Synchronization of large folders

terry · April 28, 2021, 8:38am

If the server has a USB3 port, what about a portable SSD drive for the db?

Folder concurrency is ok on paper for large setups but in reality doesn’t work well (sorry devs) since if a folder doesn’t have focus it essentially does nothing, no syncing, archiving, anything. In an ideal world (and has been mentioned before), the scanning should be limited, but all sync operations allowed to carry on as if concurrency = 0

But your issue is totally down to the db. I have around 40 folders / 4m files / 15Tb, some hanging off portable drives and on a restart the C drive (with SSD) will go to 100% for an hour or two until the scanning is complete. Under a HDD it will never complete as the changes will happen faster than the db can update.

Dix · April 28, 2021, 9:04am

Fragmentation is fine. Thank you. As I understood from the description, blockPullOrder affects the file transfer. I have no problem transferring files, there is a problem with freezing folders in the scan state.

Dix · April 28, 2021, 9:18am

The use of USB is not allowed by internal policies.

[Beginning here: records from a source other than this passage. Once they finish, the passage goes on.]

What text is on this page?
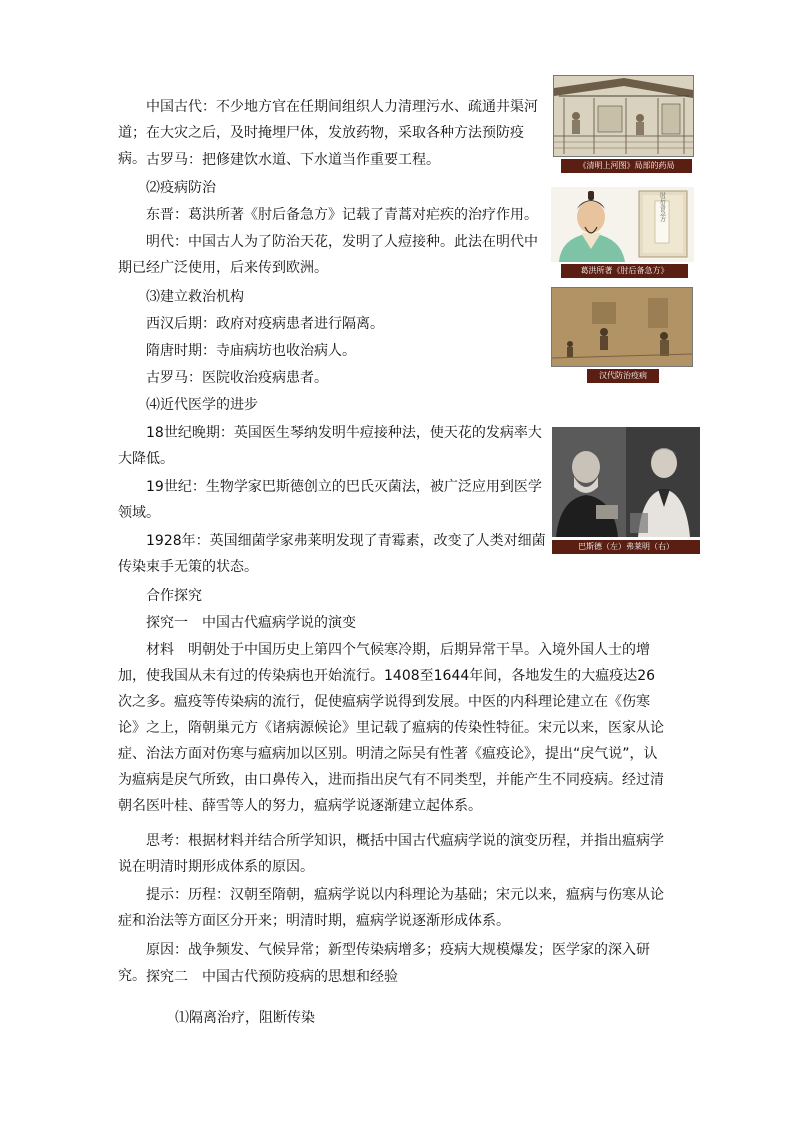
中国古代：不少地方官在任期间组织人力清理污水、疏通井渠河道；在大灾之后，及时掩埋尸体，发放药物，采取各种方法预防疫病。 古罗马：把修建饮水道、下水道当作重要工程。

⑵疫病防治

东晋：葛洪所著《肘后备急方》记载了青蒿对疟疾的治疗作用。

明代：中国古人为了防治天花，发明了人痘接种。此法在明代中期已经广泛使用，后来传到欧洲。

⑶建立救治机构

西汉后期：政府对疫病患者进行隔离。

隋唐时期：寺庙病坊也收治病人。

古罗马：医院收治疫病患者。

⑷近代医学的进步

18世纪晚期：英国医生琴纳发明牛痘接种法，使天花的发病率大大降低。

19世纪：生物学家巴斯德创立的巴氏灭菌法，被广泛应用到医学领域。

1928年：英国细菌学家弗莱明发现了青霉素，改变了人类对细菌传染束手无策的状态。

合作探究

探究一　中国古代瘟病学说的演变

材料　明朝处于中国历史上第四个气候寒冷期，后期异常干旱。入境外国人士的增加，使我国从未有过的传染病也开始流行。1408至1644年间，各地发生的大瘟疫达26次之多。瘟疫等传染病的流行，促使瘟病学说得到发展。中医的内科理论建立在《伤寒论》之上，隋朝巢元方《诸病源候论》里记载了瘟病的传染性特征。宋元以来，医家从论症、治法方面对伤寒与瘟病加以区别。明清之际吴有性著《瘟疫论》，提出“戾气说”，认为瘟病是戾气所致，由口鼻传入，进而指出戾气有不同类型，并能产生不同疫病。经过清朝名医叶桂、薛雪等人的努力，瘟病学说逐渐建立起体系。

思考：根据材料并结合所学知识，概括中国古代瘟病学说的演变历程，并指出瘟病学说在明清时期形成体系的原因。

提示：历程：汉朝至隋朝，瘟病学说以内科理论为基础；宋元以来，瘟病与伤寒从论症和治法等方面区分开来；明清时期，瘟病学说逐渐形成体系。

原因：战争频发、气候异常；新型传染病增多；疫病大规模爆发；医学家的深入研究。 探究二　中国古代预防疫病的思想和经验

⑴隔离治疗，阻断传染

《清明上河图》局部的药局
肘后备急方
葛洪所著《肘后备急方》
汉代防治疫病
巴斯德（左）弗莱明（右）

I can also tell my story about paralllism. Initially I tried to set up sync with 1 huge folder, inside 30 million files, 1700 folders, 16 TB of data. A month later, 15 million files were scanned. After that it was decided to try to parallelize the folders, of course, through Restapi added 1500+ folders, a week later 29 million files were scanned. And there are only 2 large folders left. In my case, the result is much better.

imsodin · April 29, 2021, 9:30am

Changing block pull order to in-order should not improve anything. The default already ensures that blocks are pulled in contiguous batches.

Did you check memory then? That sounds like a case where you might run out of memory/start swapping due to the scan status updates (which can be disabled).

Dix · April 29, 2021, 9:50am

Yes, when setting up 1 huge folder, there were crashes due to RAM, about 1 time in 3 days.

tomasz86 · April 29, 2021, 11:08am

When is inOrder beneficial then? If not here, then is there any situation, where it should actually be used instead of the default one?

imsodin · April 29, 2021, 11:33am

As far as I am concerned never. However as always: There’s probably some use-case out there where it is - that I don’t know it doesn’t mean much

tomasz86 · April 29, 2021, 12:07pm

I see…

From the Docs, I have always got an impression that inOrder is better than the default one for HDDs…

If there is no actual difference in practice, then it would probably be nice to have a note there (just not to bother in vain).

AudriusButkevicius · April 29, 2021, 12:18pm

I guess for tiny files (but bigger than one block), it might be better, because it might avoid a single seek operation?

But to be honest, at this point, it’s all going to the write cache anyway.